File checks that a value is a file and can validate its extension, MIME type, and size.
Supported values:
- string file paths;
SplFileInfoinstances;- PSR-7
UploadedFileInterfaceinstances.
Use Each for multiple files:
use Yiisoft\Validator\Rule\Each;
use Yiisoft\Validator\Rule\File;
$rules = [
'attachments' => new Each(new File(extensions: ['pdf', 'txt'])),
];For example, with a PSR-7 request:
use Yiisoft\Validator\Rule\Each;
use Yiisoft\Validator\Rule\File;
use Yiisoft\Validator\Validator;
$uploadedFiles = $request->getUploadedFiles()['attachments'] ?? [];
$result = (new Validator())->validate(
['attachments' => $uploadedFiles],
['attachments' => new Each(new File(maxSize: 5_000_000))],
);If your application works with native PHP $_FILES data directly, convert it to supported values such as PSR-7 uploaded
file objects before passing it to the validator.
File handles PSR-7 upload error codes.

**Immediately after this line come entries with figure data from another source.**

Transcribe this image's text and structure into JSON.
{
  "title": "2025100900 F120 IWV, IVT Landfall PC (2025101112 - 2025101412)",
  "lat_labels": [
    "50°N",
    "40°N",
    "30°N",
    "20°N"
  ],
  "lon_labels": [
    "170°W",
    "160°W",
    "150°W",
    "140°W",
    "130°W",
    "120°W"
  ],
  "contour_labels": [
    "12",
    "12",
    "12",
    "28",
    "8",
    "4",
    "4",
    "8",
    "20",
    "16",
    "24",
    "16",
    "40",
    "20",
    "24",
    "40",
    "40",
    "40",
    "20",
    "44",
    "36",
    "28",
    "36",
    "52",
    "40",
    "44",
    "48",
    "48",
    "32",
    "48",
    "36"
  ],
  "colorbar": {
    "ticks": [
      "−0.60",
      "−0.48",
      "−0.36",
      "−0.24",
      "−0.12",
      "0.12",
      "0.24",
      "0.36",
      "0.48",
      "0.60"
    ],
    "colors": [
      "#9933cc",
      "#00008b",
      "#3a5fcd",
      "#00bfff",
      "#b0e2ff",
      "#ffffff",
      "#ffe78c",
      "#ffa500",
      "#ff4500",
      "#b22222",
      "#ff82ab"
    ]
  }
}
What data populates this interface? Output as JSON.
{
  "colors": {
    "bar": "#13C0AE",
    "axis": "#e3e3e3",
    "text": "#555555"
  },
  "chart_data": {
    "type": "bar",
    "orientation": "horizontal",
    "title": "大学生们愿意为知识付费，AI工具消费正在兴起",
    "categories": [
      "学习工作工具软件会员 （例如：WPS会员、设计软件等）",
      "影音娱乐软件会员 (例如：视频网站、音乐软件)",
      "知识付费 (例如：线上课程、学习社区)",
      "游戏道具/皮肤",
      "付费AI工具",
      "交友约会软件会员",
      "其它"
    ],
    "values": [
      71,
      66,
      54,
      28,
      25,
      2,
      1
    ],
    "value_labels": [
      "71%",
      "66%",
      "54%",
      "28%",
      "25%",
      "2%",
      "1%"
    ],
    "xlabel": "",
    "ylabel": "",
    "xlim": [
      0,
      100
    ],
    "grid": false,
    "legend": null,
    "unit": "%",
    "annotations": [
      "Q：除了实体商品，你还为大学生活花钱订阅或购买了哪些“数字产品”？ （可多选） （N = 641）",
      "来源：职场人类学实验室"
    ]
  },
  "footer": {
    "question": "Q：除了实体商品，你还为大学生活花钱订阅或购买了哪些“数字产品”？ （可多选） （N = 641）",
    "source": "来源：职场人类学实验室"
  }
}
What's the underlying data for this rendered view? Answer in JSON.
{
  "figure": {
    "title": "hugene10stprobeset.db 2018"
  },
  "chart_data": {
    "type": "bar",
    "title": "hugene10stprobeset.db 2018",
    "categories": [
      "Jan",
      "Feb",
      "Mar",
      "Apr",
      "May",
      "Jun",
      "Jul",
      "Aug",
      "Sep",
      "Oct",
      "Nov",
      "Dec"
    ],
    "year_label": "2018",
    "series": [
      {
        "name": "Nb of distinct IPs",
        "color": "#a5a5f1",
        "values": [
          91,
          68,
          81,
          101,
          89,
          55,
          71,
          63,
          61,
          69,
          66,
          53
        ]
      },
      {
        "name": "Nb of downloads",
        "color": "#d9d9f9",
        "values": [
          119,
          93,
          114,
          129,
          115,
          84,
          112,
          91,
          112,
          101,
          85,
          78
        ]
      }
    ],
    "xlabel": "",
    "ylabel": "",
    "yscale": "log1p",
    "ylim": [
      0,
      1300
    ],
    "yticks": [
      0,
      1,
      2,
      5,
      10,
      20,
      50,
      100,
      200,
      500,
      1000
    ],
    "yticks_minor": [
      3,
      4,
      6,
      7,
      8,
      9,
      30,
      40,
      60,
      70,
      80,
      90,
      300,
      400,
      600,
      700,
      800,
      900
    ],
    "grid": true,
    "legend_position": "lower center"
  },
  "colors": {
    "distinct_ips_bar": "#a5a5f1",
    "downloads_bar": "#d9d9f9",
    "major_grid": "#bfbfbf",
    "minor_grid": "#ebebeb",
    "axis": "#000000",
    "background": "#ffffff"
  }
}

UPLOAD_ERR_NO_FILE is treated as a missing value, so optional upload fields
can use skipOnEmpty:
use Yiisoft\Validator\Rule\File;
$rule = new File(skipOnEmpty: true);Other upload error codes fail validation with uploadFailedMessage.
The rule does not prove that arbitrary string paths or SplFileInfo values came from PHP's HTTP upload mechanism. Do
not pass user-submitted paths directly. Use PSR-7 uploaded file objects from a trusted request implementation, or perform
upload provenance checks before validating filesystem paths.
For filesystem-backed files, MIME type validation uses PHP's file information facilities through
mime_content_type(). If the MIME type can't be determined, MIME validation fails.
For pathless PSR-7 uploads backed only by an in-memory stream, File doesn't trust client-provided media type by
default. If your application has already decided that the client metadata is acceptable for this field, enable it
explicitly:
use Yiisoft\Validator\Rule\File;
$rule = new File(
mimeTypes: ['text/plain'],
trustClientMediaType: true,
);This option should be used with care because the client can send any media type value.
For filesystem-backed uploads, size checks use the actual file size on disk. For pathless streams, size checks use the PSR-7 upload size when available. If a size constraint is configured and the size can't be determined, validation fails.
size is mutually exclusive with minSize and maxSize. When both minSize and maxSize are set, minSize must be
less than or equal to maxSize.
File doesn't validate generic request body streams such as data read from php://input for PUT requests. Convert such
input to a supported value first, or write a custom rule that validates your stream format and storage flow.